2020 Financial Reports - As this company relies on the leverage obtained from the spread of net interest, it is crucial to study the company’s financial reports to detect flaws and strengths for possible buy/sell opportunities. Revenues from 2020 suggest a positive $1.22B with a net income of ($891.16M). Although this may seem problematic at first, diving into quarterly reports suggests they were heavily impacted by the first quarter where the pandemic first made its appearance, with a revenue loss of $3B and a net income of $3.64B. Throughout the rest of the year, this stock has been steadily growing back to its previous form, where this past quarter they’ve managed to obtain $2.05B in revenue alongside $1.75B in net income.
Current - As of June 14, 2021, the NLY stock traded on NYSE opened at the price of $9.42. With a 52-wk high of $9.64 and a 52-wk low of $6.26, this statistic complements the 13.55% rise in stock price over the past year. Another attractive feature to consider in regards to this stock is its dividend yield, which sits at 9.42%. With a REIT industry average of 4.3%, this company can distribute a high payout to its shareholders by strategically passing as an entity that avoids corporate-level taxes.
Future - Shares of the REIT had gained 5.78% over the past month, outpacing the Finance sector’s gain of 1.63% and the S&P 500’s gain of 1.06% in that time. According to Zack Consensus Estimates, the projected net sales are expected to continue growing by 4.31% from a year-ago period. Many analysts expect this stock to continue its steady growth.
Although the quantitative analysis seems very promising, there are many risks involved with this stock and the company structure.
Company Structure/Risk: According to their 2020 Financial report, 87% of their liabilities on their balance sheet stemmed from repurchase agreements. Although this is part of their business model, it can be very risky. One additional factor to consider is how they obtain their financing. Most REITs use their portfolio of loans as collateral for debt, which is used to buy additional mortgage securities. Although this business model can boost returns, it makes this investment fairly risky. If the portfolio value were to decline, Annaly would have to liquidate its investments. Although this is seldom, the impact can be very shocking and impactful to its investors.
Dividends: Another reason why you may be curious about this stock is its high-yielding dividend. Over the company’s history, this measure has stayed within the 10-15% range. Although this sounds promising, it is important to note that the quarterly dividend has been as low as $0.1/share to $0.8/share. This is mainly due to its direct correlation with the stock price. Annaly’s main attraction is the dividends. If the yield is low, the stock tends to drop significantly and vice versa. Investors must pay attention to the dividend announcement and plan accordingly.
Overall, Annaly Capital Management is run fairly well. With an appropriate upper management operation style alongside their business model, this stock shows strong promise.

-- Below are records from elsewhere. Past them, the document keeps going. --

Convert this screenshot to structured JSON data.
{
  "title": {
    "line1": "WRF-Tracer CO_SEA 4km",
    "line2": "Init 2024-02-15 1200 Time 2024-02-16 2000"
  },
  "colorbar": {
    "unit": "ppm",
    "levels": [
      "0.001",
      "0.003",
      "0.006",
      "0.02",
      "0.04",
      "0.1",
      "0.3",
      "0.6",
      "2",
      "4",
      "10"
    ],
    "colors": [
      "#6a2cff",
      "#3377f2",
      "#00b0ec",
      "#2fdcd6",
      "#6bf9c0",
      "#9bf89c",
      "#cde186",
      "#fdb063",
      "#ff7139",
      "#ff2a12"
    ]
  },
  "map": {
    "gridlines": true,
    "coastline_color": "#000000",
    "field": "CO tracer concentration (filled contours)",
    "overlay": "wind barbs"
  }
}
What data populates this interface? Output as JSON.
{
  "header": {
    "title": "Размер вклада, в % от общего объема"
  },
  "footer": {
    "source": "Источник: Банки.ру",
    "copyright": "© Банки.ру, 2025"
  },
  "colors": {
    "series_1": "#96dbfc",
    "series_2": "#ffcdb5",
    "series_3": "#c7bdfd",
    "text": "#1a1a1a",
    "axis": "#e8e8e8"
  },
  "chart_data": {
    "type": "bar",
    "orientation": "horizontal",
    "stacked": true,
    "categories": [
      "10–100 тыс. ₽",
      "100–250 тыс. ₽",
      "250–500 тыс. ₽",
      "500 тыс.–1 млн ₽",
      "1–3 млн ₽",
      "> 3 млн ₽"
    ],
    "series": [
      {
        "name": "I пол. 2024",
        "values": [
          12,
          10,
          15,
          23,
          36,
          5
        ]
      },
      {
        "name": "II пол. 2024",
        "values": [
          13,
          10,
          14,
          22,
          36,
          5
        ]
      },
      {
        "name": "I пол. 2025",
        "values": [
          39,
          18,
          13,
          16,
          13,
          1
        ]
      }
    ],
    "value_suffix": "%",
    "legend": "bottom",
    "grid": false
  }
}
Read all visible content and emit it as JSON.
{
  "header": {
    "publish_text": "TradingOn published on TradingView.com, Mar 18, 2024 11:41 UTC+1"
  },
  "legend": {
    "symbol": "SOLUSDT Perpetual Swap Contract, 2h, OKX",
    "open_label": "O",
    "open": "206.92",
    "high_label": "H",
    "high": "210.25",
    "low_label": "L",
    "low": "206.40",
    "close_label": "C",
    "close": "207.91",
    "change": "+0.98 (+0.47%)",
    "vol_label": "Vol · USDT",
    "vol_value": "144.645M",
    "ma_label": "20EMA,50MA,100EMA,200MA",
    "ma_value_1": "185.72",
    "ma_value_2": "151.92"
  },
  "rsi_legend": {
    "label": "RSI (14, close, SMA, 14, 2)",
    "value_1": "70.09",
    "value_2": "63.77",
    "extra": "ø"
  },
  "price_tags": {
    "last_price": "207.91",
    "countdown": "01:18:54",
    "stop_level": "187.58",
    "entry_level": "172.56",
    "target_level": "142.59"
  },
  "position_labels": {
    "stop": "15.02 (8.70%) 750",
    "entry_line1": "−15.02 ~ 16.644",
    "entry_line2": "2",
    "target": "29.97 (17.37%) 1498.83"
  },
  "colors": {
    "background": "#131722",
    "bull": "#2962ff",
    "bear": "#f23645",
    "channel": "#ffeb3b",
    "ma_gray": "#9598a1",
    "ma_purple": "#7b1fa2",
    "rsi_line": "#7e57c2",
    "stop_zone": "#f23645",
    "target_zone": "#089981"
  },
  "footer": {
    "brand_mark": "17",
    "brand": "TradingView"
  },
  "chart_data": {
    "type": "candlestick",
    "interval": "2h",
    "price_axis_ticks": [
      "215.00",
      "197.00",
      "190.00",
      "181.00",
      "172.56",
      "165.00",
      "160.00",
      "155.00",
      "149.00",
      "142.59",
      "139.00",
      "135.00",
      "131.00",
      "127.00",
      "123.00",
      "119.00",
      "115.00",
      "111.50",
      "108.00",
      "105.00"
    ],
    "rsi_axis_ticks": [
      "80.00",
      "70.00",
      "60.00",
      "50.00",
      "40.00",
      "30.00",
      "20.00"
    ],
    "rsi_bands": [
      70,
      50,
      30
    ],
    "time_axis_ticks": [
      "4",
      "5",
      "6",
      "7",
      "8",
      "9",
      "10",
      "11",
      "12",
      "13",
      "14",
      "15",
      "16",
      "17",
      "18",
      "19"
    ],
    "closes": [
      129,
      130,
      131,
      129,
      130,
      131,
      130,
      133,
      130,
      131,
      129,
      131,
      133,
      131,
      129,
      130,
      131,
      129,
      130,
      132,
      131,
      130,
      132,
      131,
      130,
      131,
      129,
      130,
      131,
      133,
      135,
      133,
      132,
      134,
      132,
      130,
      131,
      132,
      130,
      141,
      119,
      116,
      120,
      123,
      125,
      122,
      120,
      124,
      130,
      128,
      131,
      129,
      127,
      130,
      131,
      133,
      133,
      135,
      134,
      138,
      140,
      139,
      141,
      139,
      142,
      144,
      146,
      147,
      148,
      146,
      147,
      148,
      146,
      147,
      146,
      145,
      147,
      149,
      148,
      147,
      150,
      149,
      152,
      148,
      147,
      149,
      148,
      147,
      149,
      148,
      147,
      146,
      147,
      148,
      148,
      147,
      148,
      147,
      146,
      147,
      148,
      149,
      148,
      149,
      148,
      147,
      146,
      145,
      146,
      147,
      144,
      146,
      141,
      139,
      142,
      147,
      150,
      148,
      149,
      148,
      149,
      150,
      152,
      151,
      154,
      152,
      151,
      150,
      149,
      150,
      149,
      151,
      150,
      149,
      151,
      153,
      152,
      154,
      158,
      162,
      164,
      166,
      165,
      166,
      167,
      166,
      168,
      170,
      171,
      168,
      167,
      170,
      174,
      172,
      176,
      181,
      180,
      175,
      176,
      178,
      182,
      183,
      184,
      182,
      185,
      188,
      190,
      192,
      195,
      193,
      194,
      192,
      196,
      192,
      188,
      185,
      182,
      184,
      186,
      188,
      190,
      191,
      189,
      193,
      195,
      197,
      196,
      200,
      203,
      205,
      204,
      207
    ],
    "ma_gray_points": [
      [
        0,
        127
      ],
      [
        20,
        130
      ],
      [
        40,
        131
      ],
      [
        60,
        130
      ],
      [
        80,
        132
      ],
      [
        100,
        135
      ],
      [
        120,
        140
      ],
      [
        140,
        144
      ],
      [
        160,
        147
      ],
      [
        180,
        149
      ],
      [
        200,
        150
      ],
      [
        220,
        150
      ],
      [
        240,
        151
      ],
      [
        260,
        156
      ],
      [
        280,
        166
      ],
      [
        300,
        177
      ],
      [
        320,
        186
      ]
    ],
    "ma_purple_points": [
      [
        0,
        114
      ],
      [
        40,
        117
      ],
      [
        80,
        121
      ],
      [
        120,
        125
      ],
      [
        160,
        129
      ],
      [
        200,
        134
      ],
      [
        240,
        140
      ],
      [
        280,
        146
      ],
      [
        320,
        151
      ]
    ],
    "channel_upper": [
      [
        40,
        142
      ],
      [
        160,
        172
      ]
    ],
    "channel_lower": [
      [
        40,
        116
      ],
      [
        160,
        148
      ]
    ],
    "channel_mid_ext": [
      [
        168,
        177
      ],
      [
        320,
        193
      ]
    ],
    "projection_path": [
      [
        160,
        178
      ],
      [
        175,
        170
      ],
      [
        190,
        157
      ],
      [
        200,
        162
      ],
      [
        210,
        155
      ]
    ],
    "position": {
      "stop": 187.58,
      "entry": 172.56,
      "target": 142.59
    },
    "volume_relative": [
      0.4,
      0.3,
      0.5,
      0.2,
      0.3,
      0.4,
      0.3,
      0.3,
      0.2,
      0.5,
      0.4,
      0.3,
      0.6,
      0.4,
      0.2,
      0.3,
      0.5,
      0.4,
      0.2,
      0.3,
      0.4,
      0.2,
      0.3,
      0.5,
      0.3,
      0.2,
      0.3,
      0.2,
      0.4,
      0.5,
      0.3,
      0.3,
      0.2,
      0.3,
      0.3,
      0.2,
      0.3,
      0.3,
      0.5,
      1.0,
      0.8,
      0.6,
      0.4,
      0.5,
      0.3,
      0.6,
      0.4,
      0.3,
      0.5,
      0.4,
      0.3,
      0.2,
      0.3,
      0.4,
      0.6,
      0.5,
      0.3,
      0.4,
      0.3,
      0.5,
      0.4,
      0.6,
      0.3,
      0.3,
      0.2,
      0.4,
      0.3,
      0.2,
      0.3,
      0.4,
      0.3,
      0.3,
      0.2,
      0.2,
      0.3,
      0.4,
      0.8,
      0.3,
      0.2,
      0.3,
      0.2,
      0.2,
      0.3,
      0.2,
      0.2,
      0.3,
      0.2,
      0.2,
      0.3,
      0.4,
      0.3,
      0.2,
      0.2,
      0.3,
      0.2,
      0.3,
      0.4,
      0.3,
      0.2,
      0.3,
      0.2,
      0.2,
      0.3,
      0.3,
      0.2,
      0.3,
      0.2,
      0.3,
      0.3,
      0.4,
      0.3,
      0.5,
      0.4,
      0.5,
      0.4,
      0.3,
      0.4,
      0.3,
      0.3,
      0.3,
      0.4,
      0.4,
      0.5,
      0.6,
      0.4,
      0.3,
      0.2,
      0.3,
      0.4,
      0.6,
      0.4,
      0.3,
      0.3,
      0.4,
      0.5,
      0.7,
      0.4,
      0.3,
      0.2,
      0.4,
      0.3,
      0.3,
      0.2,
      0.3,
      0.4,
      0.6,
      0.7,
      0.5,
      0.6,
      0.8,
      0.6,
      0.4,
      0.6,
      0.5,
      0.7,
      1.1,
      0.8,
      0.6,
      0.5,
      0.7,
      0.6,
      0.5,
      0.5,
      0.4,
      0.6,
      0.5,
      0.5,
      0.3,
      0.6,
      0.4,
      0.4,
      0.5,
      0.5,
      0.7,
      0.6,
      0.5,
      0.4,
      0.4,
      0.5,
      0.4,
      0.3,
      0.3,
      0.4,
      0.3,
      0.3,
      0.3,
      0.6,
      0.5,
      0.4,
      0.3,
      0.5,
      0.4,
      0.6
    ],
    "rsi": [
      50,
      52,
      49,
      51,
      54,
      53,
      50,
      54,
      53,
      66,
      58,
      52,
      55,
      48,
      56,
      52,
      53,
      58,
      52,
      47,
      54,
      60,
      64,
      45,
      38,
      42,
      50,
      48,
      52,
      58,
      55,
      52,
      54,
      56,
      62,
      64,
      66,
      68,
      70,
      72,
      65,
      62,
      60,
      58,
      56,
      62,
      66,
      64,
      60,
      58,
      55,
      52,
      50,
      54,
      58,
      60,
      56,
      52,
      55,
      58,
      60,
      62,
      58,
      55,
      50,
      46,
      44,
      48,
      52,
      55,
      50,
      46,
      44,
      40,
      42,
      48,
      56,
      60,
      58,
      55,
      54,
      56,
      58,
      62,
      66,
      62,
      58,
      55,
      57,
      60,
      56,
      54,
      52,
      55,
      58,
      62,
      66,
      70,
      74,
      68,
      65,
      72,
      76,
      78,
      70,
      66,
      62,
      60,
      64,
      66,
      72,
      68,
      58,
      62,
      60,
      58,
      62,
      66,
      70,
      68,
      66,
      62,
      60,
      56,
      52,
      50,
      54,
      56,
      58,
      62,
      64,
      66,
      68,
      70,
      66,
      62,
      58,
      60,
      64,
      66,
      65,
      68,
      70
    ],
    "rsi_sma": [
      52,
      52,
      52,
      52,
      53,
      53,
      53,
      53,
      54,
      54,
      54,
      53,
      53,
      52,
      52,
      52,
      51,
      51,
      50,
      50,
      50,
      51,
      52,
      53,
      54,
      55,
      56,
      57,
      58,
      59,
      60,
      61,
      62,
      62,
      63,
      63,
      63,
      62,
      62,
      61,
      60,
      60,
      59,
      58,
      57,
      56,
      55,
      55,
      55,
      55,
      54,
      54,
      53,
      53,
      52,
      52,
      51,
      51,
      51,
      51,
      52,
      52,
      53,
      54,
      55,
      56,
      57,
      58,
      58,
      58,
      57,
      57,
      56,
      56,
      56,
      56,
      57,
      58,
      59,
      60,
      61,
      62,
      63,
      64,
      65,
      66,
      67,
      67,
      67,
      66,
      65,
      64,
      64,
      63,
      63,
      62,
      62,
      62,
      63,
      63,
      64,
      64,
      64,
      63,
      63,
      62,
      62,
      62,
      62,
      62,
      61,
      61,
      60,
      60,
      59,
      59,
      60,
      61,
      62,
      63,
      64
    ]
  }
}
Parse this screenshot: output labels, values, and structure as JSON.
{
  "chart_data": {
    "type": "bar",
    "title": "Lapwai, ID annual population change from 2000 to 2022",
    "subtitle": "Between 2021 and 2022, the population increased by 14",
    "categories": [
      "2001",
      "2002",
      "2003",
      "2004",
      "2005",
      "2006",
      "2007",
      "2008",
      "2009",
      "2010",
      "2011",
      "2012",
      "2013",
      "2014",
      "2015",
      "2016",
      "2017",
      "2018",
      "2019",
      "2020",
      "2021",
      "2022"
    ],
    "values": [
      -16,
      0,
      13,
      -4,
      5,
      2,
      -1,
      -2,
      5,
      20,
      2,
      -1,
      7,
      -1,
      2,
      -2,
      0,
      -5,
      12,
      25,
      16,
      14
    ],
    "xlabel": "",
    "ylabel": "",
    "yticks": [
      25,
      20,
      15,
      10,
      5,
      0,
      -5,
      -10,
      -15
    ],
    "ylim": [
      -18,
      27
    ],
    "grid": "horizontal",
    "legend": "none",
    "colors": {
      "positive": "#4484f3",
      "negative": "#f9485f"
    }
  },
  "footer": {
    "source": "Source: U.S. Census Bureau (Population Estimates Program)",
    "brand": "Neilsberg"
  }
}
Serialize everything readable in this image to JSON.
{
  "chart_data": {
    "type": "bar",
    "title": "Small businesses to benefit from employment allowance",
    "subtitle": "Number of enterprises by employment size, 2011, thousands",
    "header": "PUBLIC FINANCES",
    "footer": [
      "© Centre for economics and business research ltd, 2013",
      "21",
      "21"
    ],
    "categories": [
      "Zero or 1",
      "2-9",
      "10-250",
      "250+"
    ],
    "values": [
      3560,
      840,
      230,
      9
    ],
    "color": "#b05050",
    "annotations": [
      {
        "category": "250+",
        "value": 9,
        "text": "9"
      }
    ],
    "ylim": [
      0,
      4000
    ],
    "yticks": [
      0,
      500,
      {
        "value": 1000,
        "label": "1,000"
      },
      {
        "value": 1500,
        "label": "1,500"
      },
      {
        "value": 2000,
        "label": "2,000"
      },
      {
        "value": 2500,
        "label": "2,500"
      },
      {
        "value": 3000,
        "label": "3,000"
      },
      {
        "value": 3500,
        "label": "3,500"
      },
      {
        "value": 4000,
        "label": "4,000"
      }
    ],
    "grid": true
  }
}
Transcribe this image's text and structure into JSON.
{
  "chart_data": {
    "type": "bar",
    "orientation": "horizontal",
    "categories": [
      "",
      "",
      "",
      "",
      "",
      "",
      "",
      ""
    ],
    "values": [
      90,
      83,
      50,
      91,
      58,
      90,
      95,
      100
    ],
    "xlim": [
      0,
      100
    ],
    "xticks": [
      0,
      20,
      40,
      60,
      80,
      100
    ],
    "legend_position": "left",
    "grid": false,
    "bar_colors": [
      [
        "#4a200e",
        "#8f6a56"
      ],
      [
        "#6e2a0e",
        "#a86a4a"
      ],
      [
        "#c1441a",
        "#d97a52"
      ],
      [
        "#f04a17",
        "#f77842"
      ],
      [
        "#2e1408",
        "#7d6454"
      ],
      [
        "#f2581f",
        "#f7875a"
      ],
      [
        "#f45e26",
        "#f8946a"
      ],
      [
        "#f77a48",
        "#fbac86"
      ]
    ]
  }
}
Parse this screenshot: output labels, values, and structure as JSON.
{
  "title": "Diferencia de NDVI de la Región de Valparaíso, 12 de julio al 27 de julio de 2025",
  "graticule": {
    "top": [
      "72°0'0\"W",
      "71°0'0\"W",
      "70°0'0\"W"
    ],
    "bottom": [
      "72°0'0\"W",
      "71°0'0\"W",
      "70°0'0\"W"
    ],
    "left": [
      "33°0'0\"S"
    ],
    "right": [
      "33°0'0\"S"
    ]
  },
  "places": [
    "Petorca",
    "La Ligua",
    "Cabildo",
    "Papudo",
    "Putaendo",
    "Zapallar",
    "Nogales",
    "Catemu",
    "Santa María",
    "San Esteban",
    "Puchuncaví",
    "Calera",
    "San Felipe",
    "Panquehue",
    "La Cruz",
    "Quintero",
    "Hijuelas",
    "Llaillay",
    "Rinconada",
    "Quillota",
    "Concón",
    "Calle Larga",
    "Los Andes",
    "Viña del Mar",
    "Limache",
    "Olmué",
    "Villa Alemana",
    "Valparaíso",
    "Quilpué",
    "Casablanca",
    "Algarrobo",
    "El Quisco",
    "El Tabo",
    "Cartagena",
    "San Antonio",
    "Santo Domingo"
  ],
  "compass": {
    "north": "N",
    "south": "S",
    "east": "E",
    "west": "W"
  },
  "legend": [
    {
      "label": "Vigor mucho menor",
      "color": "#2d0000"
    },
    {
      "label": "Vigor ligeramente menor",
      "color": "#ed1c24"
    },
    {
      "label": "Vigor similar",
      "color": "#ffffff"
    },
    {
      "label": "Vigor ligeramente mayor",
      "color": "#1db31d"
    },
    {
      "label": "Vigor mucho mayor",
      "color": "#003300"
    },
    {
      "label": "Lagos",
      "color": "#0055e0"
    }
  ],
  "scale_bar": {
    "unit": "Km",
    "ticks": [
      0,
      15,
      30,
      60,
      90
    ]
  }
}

As mentioned above, dividends are usually what attracts customers to this stock and that key metric is what most investors should focus on when making their next investment.
With the 2021 1st quarter reports, this company is a “buy” for investors. Recently they’ve announced their second quarter’s dividend amount of $0.22 per share which equates to 9.37%. Although this is just below their normal operating band of 10-15%, this company has shown that it is still recovering from the 1st quarter of 2020 hysteria. Its recent growth over the past year suggests huge growth potential. With huge concerns with the US inflation and pandemic recovery, this stock is a very attractive buy, with dividends to balance some possible risks.